Sum of elements preceding records in set partitions
Walaa Asakly, Noor Kezil
TL;DR
The paper studies the statistic sume on set partitions of [n], defined as the total sum of all elements preceding records across blocks in the canonical sequential form. It develops an ordinary generating-function framework, introducing P_{k,a}(x,q) and P_k(x,q) with explicit product forms, and derives exact expressions for the total sume over partitions with exactly k blocks: sum_{pi in P_{n,k}} sume(pi) = S_{n,k} sum_{a=1}^{k} a(a-1)/2 + sum_{i=1}^{k-1} ((k-i) i (i+1)/2 sum_{j=1}^{n-k} S_{n-j,k} i^{j-1}).
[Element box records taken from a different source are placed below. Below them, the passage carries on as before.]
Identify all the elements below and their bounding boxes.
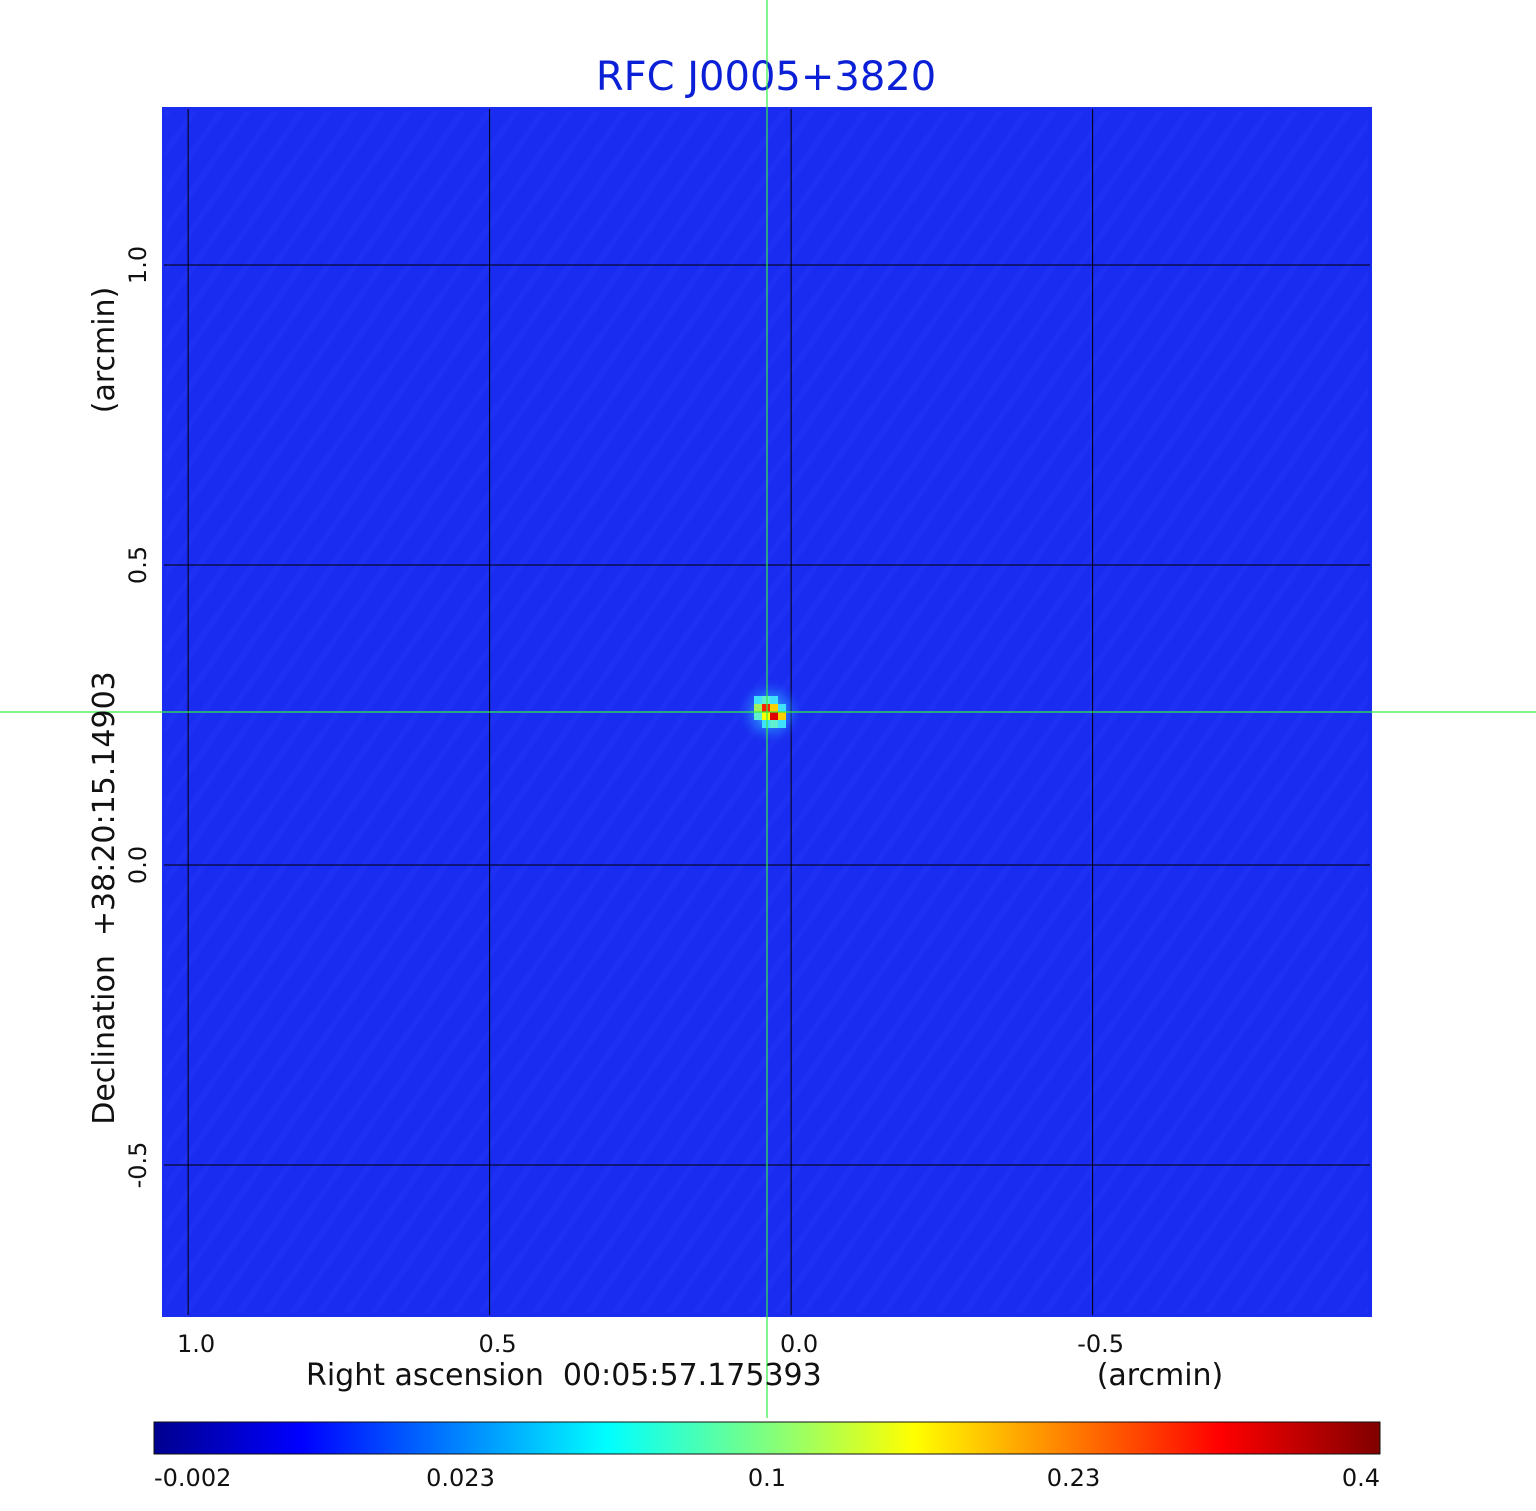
crosshair bbox=[0, 0, 1536, 1418]
colorbar-tick-label: 0.023 bbox=[426, 1464, 495, 1492]
colorbar-tick-label: -0.002 bbox=[154, 1464, 231, 1492]
x-tick-labels: 1.0 0.5 0.0 -0.5 bbox=[177, 1330, 1124, 1358]
source-pixel bbox=[754, 712, 763, 720]
source-pixel bbox=[754, 696, 763, 704]
y-tick-label: -0.5 bbox=[124, 1142, 152, 1189]
y-tick-label: 1.0 bbox=[124, 246, 152, 284]
source-pixel bbox=[778, 720, 787, 728]
source-pixel bbox=[762, 720, 771, 728]
x-tick-label: 0.5 bbox=[479, 1330, 517, 1358]
source-pixel bbox=[762, 704, 771, 712]
colorbar-tick-labels: -0.002 0.023 0.1 0.23 0.4 bbox=[154, 1464, 1380, 1492]
colorbar: -0.002 0.023 0.1 0.23 0.4 bbox=[153, 1421, 1381, 1492]
source-pixel bbox=[770, 696, 779, 704]
source-pixel bbox=[770, 720, 779, 728]
colorbar-ramp bbox=[153, 1421, 1381, 1455]
y-tick-label: 0.0 bbox=[124, 846, 152, 884]
colorbar-tick-label: 0.1 bbox=[748, 1464, 786, 1492]
source-pixel bbox=[770, 704, 779, 712]
y-axis-unit: (arcmin) bbox=[87, 287, 122, 414]
x-axis-label: Right ascension 00:05:57.175393 bbox=[306, 1358, 822, 1393]
colorbar-tick-label: 0.23 bbox=[1047, 1464, 1100, 1492]
y-tick-labels: 1.0 0.5 0.0 -0.5 bbox=[124, 246, 152, 1189]
x-axis-unit: (arcmin) bbox=[1097, 1358, 1224, 1393]
x-tick-label: 1.0 bbox=[177, 1330, 215, 1358]
source-pixel bbox=[770, 712, 779, 720]
x-tick-label: 0.0 bbox=[780, 1330, 818, 1358]
chart-title: RFC J0005+3820 bbox=[596, 54, 936, 100]
colorbar-tick-label: 0.4 bbox=[1342, 1464, 1380, 1492]
x-tick-label: -0.5 bbox=[1077, 1330, 1124, 1358]
source-pixel bbox=[778, 712, 787, 720]
source-pixel bbox=[762, 712, 771, 720]
y-axis-label: Declination +38:20:15.14903 bbox=[87, 671, 122, 1125]
source-pixel bbox=[778, 704, 787, 712]
y-tick-label: 0.5 bbox=[124, 546, 152, 584]
source-pixel bbox=[754, 704, 763, 712]
source-pixel bbox=[762, 696, 771, 704]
It then aggregates to the total over all partitions: sum_{pi in P_n} sume(pi) = (1/3) B_{n+3} - (1/4) B_{n+2} - ((1/2)n+13/12) B_{n+1} - (1/12 + (1/2)n) B_n, and derives the asymptotic estimate sum ~ B_n n^3 / r^3 (1 + r/n) with r solving r e^r = n+1.
Abstract
In this paper, we aim to derive an explicit formula for the total number of elements preceding records over all set partitions of $[n]$ with exactly $k$ blocks, as well as an asymptotic estimate for the total sum of elements preceding records in all set partitions of $[n]$, expressed in terms of Bell numbers. To achieve this, we analyze the generating function that enumerates set partitions of $[n]$ according to this statistic, which we denote by $\sumelements$.